Andrew Nusca | Oct 06, 2009
It’s the first Latitude with attitude.
Dell recently pulled back the curtain on the rumored Latitude Z thin-and-light laptop, a 16-inch slab of angular portability packed with an array of business-centric features.
First mentioned as a high-horsepower executive power system, the Latitude Z makes quite an impression in person. I had a chance to take a sneak peek and manhandle the laptop and it’s an impressive piece of kit.
Dell reps said that the Latitude Z is intended to be an executive laptop to be coveted and bragged about--"executive bling," they said--somewhere in the same space that the MacBook Air or Sony Vaio Z currently occupies.
Clearly, the Latitude Z is certainly unlike anything on the market right now.

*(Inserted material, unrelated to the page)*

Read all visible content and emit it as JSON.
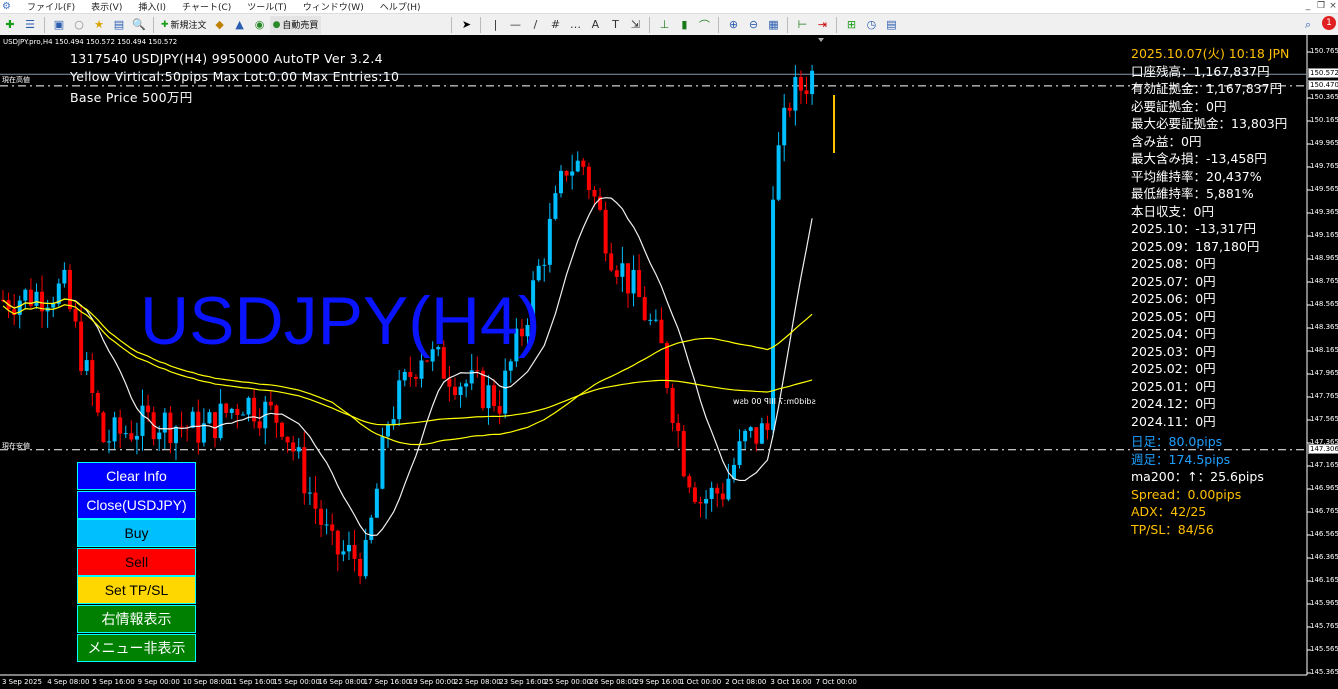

Open the Latitude Z up and you’ll notice a redesigned Dell-style backlit keyboard (slightly scalloped, but with isolated keys) and a bigger, gesture-enabled touchpad. The interior of the clamshell is trimmed in a real aluminum border, and you’ll notice a fingerprint reader and a contactless RFID card scanner where your palms rest.
The other real news is Dell EdgeTouch, an almost-hidden capacitive strip along the right side of the display’s bezel that’s activated by a finger touch on a small outlined sensor at the bottom-right corner. When activated, a taskbar-like touch menu appears on the right edge of the display, allowing for shortcut access to useful items.
The final new business feature is Dell’s Always ON technology, an instant-on, no-boot miniature operating system that allows for Web browsing, e-mail, calendar and contact access. (Dell reps said they’re working on incorporating instant messages into the environment; for now, no dice.) Believe it or not, this environment uses an entirely different, secondary mini ARM processor that sits beneath your palms, saving battery life.